I bring this up now because a similar sort of reaction happened over the Boston Marathon affair. It seemed there was a sort of fetishistic need to involve oneself, however superficially, that permeated public reaction. A hastily-assembled SubReddit got together to go over photos and accuse the wrong man, and 4chan did similarly (yet were more effective). But it went down to even more superficial levels. I’m forced to relay an anecdote from my company.
Not long after the events my department decided to do a sort of team building/training exercise. One of the exercises set before us was to break into groups and discuss someone in our work environment that we’ve seen display leadership principle X and talk about how that affected us.
One individual in the group I was in immediately rejected the “in our work environment” piece and decided to direct us towards a sort of idolization of the unnamed, unspecified responders to the bombing victims. Another in the group jumped on this immediately and the two sat breathlessly hashing out a very, very flimsy explanation of how the vast sea of unnamed nobodies, who may or may not have actually done anything at all, were leaders in style of principle X because of this that and the other.
They laughed it off when I pointed out that, based on their definitions, the bombers themselves did a better job of exemplifying the principle in question.
Regardless, at the end each of the groups had to present their options. We were the only ones to go this route. I did notice that unlike the other groups, our choice had the sort of accidental benefit of discouraging the criticisms and suggestions that the other teams had heard, leading the audience instead to try to leap in with their own justifications on our behalf… maybe Bush really knew what he was doing throwing 9/11 around incessantly.
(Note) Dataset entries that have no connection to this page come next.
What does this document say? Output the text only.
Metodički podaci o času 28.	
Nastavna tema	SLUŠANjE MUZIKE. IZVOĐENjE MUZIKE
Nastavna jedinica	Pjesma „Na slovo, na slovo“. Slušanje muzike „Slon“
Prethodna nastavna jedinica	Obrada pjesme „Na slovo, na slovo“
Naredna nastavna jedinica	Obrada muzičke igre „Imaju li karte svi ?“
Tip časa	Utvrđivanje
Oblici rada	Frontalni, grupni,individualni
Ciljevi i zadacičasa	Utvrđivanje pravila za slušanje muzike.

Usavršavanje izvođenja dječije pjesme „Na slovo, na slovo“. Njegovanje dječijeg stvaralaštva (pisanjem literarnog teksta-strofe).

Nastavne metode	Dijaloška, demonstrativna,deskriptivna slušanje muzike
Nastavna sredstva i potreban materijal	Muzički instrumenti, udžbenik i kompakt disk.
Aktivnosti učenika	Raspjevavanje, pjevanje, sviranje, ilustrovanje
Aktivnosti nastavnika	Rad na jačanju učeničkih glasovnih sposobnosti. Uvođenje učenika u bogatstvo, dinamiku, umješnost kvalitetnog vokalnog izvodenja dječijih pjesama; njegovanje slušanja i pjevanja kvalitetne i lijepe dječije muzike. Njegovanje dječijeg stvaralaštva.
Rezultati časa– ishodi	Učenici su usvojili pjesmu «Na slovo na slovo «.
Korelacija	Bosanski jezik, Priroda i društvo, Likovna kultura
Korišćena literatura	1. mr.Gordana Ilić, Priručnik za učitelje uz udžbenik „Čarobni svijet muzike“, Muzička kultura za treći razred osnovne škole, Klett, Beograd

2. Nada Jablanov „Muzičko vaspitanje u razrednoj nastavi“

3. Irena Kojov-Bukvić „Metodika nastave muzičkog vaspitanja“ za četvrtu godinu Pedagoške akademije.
But as all this was going down I had to stop taking notes on the training at hand so that I could instead scribble notes and ideas about this odd sort of mass psychology following a tragedy. One of these people was absolutely desperate to tie it to herself (“well I ran a 5k once and I have to say that…”, “I was going to do another fun run in a couple weeks but now I’m worried…”).
What is it about these things? After the Titanic disaster were random people talking about their fear of icebergs even though they’d never been on a boat? I’m genuinely curious, to be honest. Is this a part of human nature or is this some sort of mass-psychological shift that’s happened in the past 20 years or so?